Sizing up Rising Sea Levels
Measuring ice sheet melt helps to forecast when and by how much sea level is to rise.
Climate change scientists are starting to generate hard evidence that will help policy and decision-makers worldwide take effective action against rising sea levels. At the forefront of this work, Living With Environmental Change-accredited research led by the British Antarctic Survey is now developing a clearer picture of how melting ice sheets and glaciers will affect the size and timescale of the rises.
“Over the next 30 years, an annual increase of 3-4mm is inevitable,” says Professor David Vaughan of the British Antarctic Survey, who is leading the Ice Sheets and Sea Level Rise Programme. “But we’re also zeroing in on specific locations in Antarctica which will tell us what’s likely to happen on a timeframe of 100 to 150 years. That data will be critical to future decisions on investment in stronger sea defences and adaptation strategies.”

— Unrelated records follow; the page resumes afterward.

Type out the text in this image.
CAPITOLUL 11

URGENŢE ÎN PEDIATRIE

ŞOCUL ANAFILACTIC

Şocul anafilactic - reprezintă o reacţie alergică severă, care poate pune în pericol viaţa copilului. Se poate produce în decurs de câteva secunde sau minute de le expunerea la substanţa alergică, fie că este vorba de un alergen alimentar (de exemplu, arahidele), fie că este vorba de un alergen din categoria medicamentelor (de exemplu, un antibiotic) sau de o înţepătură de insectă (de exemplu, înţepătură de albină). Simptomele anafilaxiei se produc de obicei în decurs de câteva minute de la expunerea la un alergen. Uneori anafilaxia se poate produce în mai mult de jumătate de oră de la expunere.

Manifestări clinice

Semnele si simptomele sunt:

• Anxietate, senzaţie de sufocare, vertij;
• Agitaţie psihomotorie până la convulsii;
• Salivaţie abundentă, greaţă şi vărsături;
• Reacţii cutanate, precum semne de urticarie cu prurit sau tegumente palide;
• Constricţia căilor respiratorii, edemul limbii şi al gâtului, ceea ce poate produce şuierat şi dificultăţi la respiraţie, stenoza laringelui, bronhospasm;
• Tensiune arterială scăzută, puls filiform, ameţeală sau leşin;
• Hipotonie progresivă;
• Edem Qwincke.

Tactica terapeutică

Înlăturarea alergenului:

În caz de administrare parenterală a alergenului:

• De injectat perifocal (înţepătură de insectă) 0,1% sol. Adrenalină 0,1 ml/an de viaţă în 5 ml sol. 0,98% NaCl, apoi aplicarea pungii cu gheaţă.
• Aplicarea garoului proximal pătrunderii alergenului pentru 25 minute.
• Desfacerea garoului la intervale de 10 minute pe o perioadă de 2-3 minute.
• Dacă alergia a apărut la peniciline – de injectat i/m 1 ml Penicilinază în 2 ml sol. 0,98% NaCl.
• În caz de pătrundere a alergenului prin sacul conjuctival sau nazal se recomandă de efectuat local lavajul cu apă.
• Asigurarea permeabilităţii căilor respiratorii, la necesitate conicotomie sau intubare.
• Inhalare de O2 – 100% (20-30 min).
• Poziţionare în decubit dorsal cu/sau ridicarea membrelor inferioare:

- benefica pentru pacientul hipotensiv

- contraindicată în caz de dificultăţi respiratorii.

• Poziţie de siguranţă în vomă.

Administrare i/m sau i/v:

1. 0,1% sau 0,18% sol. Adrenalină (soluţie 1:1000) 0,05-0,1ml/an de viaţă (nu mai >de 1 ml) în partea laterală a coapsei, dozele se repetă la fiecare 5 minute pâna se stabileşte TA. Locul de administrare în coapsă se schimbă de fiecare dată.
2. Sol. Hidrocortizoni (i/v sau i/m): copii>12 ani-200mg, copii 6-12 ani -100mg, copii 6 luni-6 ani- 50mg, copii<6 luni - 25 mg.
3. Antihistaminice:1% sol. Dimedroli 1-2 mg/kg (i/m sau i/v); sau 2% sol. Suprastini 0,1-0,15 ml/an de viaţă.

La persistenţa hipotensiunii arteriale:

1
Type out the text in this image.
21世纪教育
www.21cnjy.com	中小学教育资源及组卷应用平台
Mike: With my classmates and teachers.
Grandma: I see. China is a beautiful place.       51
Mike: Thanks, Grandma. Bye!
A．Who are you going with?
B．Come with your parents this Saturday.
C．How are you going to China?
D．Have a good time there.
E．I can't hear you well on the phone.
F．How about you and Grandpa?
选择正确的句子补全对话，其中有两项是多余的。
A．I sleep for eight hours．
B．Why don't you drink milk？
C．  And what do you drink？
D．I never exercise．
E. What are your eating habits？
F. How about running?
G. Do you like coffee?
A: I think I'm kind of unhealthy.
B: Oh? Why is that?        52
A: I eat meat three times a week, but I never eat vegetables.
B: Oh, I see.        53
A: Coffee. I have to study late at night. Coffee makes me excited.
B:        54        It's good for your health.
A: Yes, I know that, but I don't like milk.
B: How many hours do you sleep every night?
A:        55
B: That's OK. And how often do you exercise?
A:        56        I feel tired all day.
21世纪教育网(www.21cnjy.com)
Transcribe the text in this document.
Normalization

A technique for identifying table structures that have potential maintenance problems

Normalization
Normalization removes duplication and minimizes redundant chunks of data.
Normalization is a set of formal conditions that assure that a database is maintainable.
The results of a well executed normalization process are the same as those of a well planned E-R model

Particular attention is focusing on the Amundsen Sea embayment. On-site surveys, satellite studies and computer models have revealed that this location is losing ice faster than anywhere else on Earth. The probable cause is ocean water, warmed by climate change, feeding into the area through channels in the continental shelf. Better understanding of processes like this is crucial to producing more robust estimates of long-term ice melt.
The data emerging will constitute vital input to the Fifth Assessment of the Intergovernmental Panel on Climate Change, due for publication in 2013. “Ten years ago we knew very little, but that’s no longer the case,” Professor Vaughan comments. “Combating rising sea levels will mean doing the right thing at the right time. Our work is providing the platform to make it possible.”